Otherwise, $||\hat y||^2$ will contribute enough to $\hat\sigma_2^2$ to cause the multiple to be less than $1.$
When $a=0,$ that tells the entire story. When $a\ne 0,$ the numerator of the $t$ statistic also changes from $\mathbf c^\prime \hat\beta - a$ to $\mathbf c^\prime \hat \beta - 2a.$ This could equal anything, depending on the value of $a.$
This is enough analysis to produce illustrative examples. Perhaps the most delicate is the first case, where the $t$ statistic increases. The best chance of creating such an example is when $n-k$ is tiny compared to $2n-k$ and the predicted vector $\hat y$ is tiny. Consider, then, these data:
$$x = (1, 2, \ldots, n)^\prime;\quad y = (-n/2, 1, 1, \ldots, 1, 1/n - n/2)^\prime.$$
When $n=3,$ for instance, $\hat\beta = (-8/9, 1/6)$ and the corresponding $t$ statistics (to compare each coefficient of $\hat\beta$ to $0$) are $-0.305$ and $0.124.$ However, $\hat\beta_2 = (-4/9, 1/12)$ and the $t$ statistics are $-0.405$ and $0.164,$ respectively: they increased in magnitude.

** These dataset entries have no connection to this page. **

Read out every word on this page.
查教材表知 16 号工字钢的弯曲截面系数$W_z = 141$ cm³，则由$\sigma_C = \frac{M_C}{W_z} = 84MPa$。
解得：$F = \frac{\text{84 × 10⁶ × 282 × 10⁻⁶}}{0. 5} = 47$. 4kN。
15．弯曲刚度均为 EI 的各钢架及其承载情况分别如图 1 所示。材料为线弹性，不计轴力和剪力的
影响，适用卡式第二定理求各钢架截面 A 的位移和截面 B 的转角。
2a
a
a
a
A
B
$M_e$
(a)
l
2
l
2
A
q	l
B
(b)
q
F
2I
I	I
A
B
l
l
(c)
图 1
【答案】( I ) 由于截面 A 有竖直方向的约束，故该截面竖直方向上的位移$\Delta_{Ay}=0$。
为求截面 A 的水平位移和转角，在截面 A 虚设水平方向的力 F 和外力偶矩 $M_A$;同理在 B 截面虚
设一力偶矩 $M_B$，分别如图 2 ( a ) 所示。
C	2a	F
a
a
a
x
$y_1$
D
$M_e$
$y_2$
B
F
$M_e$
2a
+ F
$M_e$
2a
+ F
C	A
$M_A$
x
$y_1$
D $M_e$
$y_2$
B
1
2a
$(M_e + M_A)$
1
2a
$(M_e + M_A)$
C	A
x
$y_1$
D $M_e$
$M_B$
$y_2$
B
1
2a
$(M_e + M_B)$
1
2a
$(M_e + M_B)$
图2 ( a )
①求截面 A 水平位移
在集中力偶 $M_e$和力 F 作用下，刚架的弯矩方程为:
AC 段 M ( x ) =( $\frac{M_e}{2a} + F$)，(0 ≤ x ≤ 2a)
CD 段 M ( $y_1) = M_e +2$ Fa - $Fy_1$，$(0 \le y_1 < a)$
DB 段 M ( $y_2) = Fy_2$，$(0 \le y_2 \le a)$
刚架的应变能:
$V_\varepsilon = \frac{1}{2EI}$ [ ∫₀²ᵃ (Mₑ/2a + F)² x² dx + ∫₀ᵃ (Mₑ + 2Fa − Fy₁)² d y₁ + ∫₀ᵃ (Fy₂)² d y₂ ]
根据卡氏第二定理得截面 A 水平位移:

This is apparent in the plot: introducing the second set of zero values for the response $y$ introduces a typical conditional spread of length about $1$ between the $y$ values, which is smaller than one would estimate based on the original (gray) values alone (equal to $1.905$).
Otherwise, when the new zero values of $y$ are far from what would originally be predicted, they increase the estimated error variance and thereby decrease the magnitudes of any $t$ statistics for comparing the coefficients to zero.
In this example the original gray points nearly line up, producing a tiny estimated error variance and thereby creating a large $t$ statistic for the slope. Upon introducing the (red) zero values, the error estimate grows from $0.1$ to over $1,$ thereby decreasing the t-statistic for the slope by over an order of magnitude.